On “Late Night Line-up” a sociologist, Peter Townsend, thought the film was a complete failure because it had neglected, among other things, to show what the Welfare State was doing for old people.

None of these people was prepared, it would seem, to allow Lord Snowdon

who photographed and directed the documentary and Derek Hart, who wrote it, to project their own personal vision of the nature of old age.

Because the film did not correspond to what they thought old age was all about, these viewers denounced it. In other words, they wanted Lord Snowdon and Derek Hart to end up with a film they had never started to make.

Now these are dozens of aspects of old age that might be the subject of a programme of this kind: the opportunities of old age; its wisdom; its power; its physical and mental adjustments; its effect on the family; its sexual attitudes; its economic needs; its place in a modern, industrial state; its reflections on euthanasia. A documentary that attempted to discuss all these thoroughly would probably be about two weeks long. And even then someone would be bound to protest that something had been left out.

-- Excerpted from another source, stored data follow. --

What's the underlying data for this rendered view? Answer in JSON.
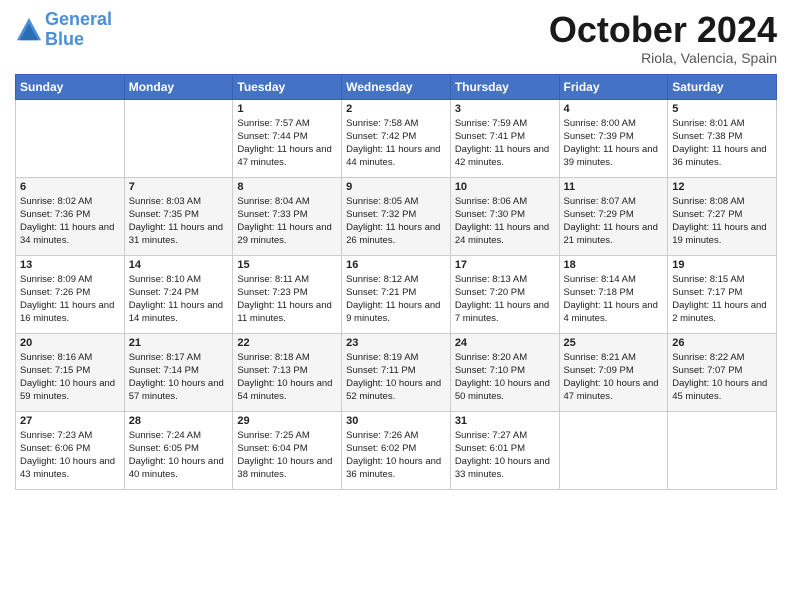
{
  "header": {
    "logo_line1": "General",
    "logo_line2": "Blue",
    "month": "October 2024",
    "location": "Riola, Valencia, Spain"
  },
  "days_of_week": [
    "Sunday",
    "Monday",
    "Tuesday",
    "Wednesday",
    "Thursday",
    "Friday",
    "Saturday"
  ],
  "weeks": [
    [
      {
        "day": "",
        "info": ""
      },
      {
        "day": "",
        "info": ""
      },
      {
        "day": "1",
        "info": "Sunrise: 7:57 AM\nSunset: 7:44 PM\nDaylight: 11 hours and 47 minutes."
      },
      {
        "day": "2",
        "info": "Sunrise: 7:58 AM\nSunset: 7:42 PM\nDaylight: 11 hours and 44 minutes."
      },
      {
        "day": "3",
        "info": "Sunrise: 7:59 AM\nSunset: 7:41 PM\nDaylight: 11 hours and 42 minutes."
      },
      {
        "day": "4",
        "info": "Sunrise: 8:00 AM\nSunset: 7:39 PM\nDaylight: 11 hours and 39 minutes."
      },
      {
        "day": "5",
        "info": "Sunrise: 8:01 AM\nSunset: 7:38 PM\nDaylight: 11 hours and 36 minutes."
      }
    ],
    [
      {
        "day": "6",
        "info": "Sunrise: 8:02 AM\nSunset: 7:36 PM\nDaylight: 11 hours and 34 minutes."
      },
      {
        "day": "7",
        "info": "Sunrise: 8:03 AM\nSunset: 7:35 PM\nDaylight: 11 hours and 31 minutes."
      },
      {
        "day": "8",
        "info": "Sunrise: 8:04 AM\nSunset: 7:33 PM\nDaylight: 11 hours and 29 minutes."
      },
      {
        "day": "9",
        "info": "Sunrise: 8:05 AM\nSunset: 7:32 PM\nDaylight: 11 hours and 26 minutes."
      },
      {
        "day": "10",
        "info": "Sunrise: 8:06 AM\nSunset: 7:30 PM\nDaylight: 11 hours and 24 minutes."
      },
      {
        "day": "11",
        "info": "Sunrise: 8:07 AM\nSunset: 7:29 PM\nDaylight: 11 hours and 21 minutes."
      },
      {
        "day": "12",
        "info": "Sunrise: 8:08 AM\nSunset: 7:27 PM\nDaylight: 11 hours and 19 minutes."
      }
    ],
    [
      {
        "day": "13",
        "info": "Sunrise: 8:09 AM\nSunset: 7:26 PM\nDaylight: 11 hours and 16 minutes."
      },
      {
        "day": "14",
        "info": "Sunrise: 8:10 AM\nSunset: 7:24 PM\nDaylight: 11 hours and 14 minutes."
      },
      {
        "day": "15",
        "info": "Sunrise: 8:11 AM\nSunset: 7:23 PM\nDaylight: 11 hours and 11 minutes."
      },
      {
        "day": "16",
        "info": "Sunrise: 8:12 AM\nSunset: 7:21 PM\nDaylight: 11 hours and 9 minutes."
      },
      {
        "day": "17",
        "info": "Sunrise: 8:13 AM\nSunset: 7:20 PM\nDaylight: 11 hours and 7 minutes."
      },
      {
        "day": "18",
        "info": "Sunrise: 8:14 AM\nSunset: 7:18 PM\nDaylight: 11 hours and 4 minutes."
      },
      {
        "day": "19",
        "info": "Sunrise: 8:15 AM\nSunset: 7:17 PM\nDaylight: 11 hours and 2 minutes."
      }
    ],
    [
      {
        "day": "20",
        "info": "Sunrise: 8:16 AM\nSunset: 7:15 PM\nDaylight: 10 hours and 59 minutes."
      },
      {
        "day": "21",
        "info": "Sunrise: 8:17 AM\nSunset: 7:14 PM\nDaylight: 10 hours and 57 minutes."
      },
      {
        "day": "22",
        "info": "Sunrise: 8:18 AM\nSunset: 7:13 PM\nDaylight: 10 hours and 54 minutes."
      },
      {
        "day": "23",
        "info": "Sunrise: 8:19 AM\nSunset: 7:11 PM\nDaylight: 10 hours and 52 minutes."
      },
      {
        "day": "24",
        "info": "Sunrise: 8:20 AM\nSunset: 7:10 PM\nDaylight: 10 hours and 50 minutes."
      },
      {
        "day": "25",
        "info": "Sunrise: 8:21 AM\nSunset: 7:09 PM\nDaylight: 10 hours and 47 minutes."
      },
      {
        "day": "26",
        "info": "Sunrise: 8:22 AM\nSunset: 7:07 PM\nDaylight: 10 hours and 45 minutes."
      }
    ],
    [
      {
        "day": "27",
        "info": "Sunrise: 7:23 AM\nSunset: 6:06 PM\nDaylight: 10 hours and 43 minutes."
      },
      {
        "day": "28",
        "info": "Sunrise: 7:24 AM\nSunset: 6:05 PM\nDaylight: 10 hours and 40 minutes."
      },
      {
        "day": "29",
        "info": "Sunrise: 7:25 AM\nSunset: 6:04 PM\nDaylight: 10 hours and 38 minutes."
      },
      {
        "day": "30",
        "info": "Sunrise: 7:26 AM\nSunset: 6:02 PM\nDaylight: 10 hours and 36 minutes."
      },
      {
        "day": "31",
        "info": "Sunrise: 7:27 AM\nSunset: 6:01 PM\nDaylight: 10 hours and 33 minutes."
      },
      {
        "day": "",
        "info": ""
      },
      {
        "day": "",
        "info": ""
      }
    ]
  ]
}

One of the persistent cliches that has bedevilled documentary makers is that their films ought to present “a slice of life”. By its very nature – limitations of resources; the tolerance of viewers; the inability of a camera to depict the fine nuances of logic – the best documentaries never attempt anything as large as “a slice of life.”

They concentrate on a wisp, a sliver, a chink, a scrap, a crumb, a morsel, a fragment or a shadow of life. They are more concerned with leaving out than putting in.

Lord Snowdon and Derek Hart had about 55 minutes in which to cram their tiny statement about old age. That meant a limited goal and a fierce problem of selection.

Essence

They decided to do a mood piece about the fear and frustrations of getting old. It was the essence of this state, not its reality, that they were trying to capture.

To complain that a great deal had been left out is to object to Modigliani painting only thin seamen when the world has many fat women in it — or to attack Graham Greene’s novels for concentrating on Catholic issues when Jews and Hindus also have religious problems.

But, judged by what it had set out to do, Don’t Count the Candles was a most successful documentary. Considering that it was Lord Snowdon’s first venture into TV filming, it was a most commendable achievement.

The close-ups were particularly telling: the wrinkled flesh; the knotted veins, the eyes being dabbed by an old man left in an old people’s home by his daughters; the desperate gaiety of the elderly trouper; the silent, resigned faces in a seaside hotel.

And if these images were necessarily bleak, they were counter balanced by Leopold Stokowski, at 80, conducting with all the fervour and intensity of a man in his prime — and Compton Mackenzie, even older still, planning to write another 25 novels.

I felt that there was probably too much emphasis on the attempts of the old beauty through health clinics, glandular extracts and dubious rejuvenators.

Promises

The middle-aged, too, are suckers for promises of eternal youth. And every current affairs or documentary programme — Panorama, Twenty-four hours, Whicker’s World, Man Alive – has a go at this very visual subject whenever ideas are scarce.

Because it was done by Lord Snowden, Don’t Count the Candles has had more critical analysis than such an exercise would normally have warranted. There have been much better documentaries that have received only a fraction of this attention.

But because he happens to be married to the Queen’s sister this should not prevent us from recognising the fact that if he was still Tony Armstrong-Jones he would probably now have earned a reputation as an exciting and imaginative film-maker.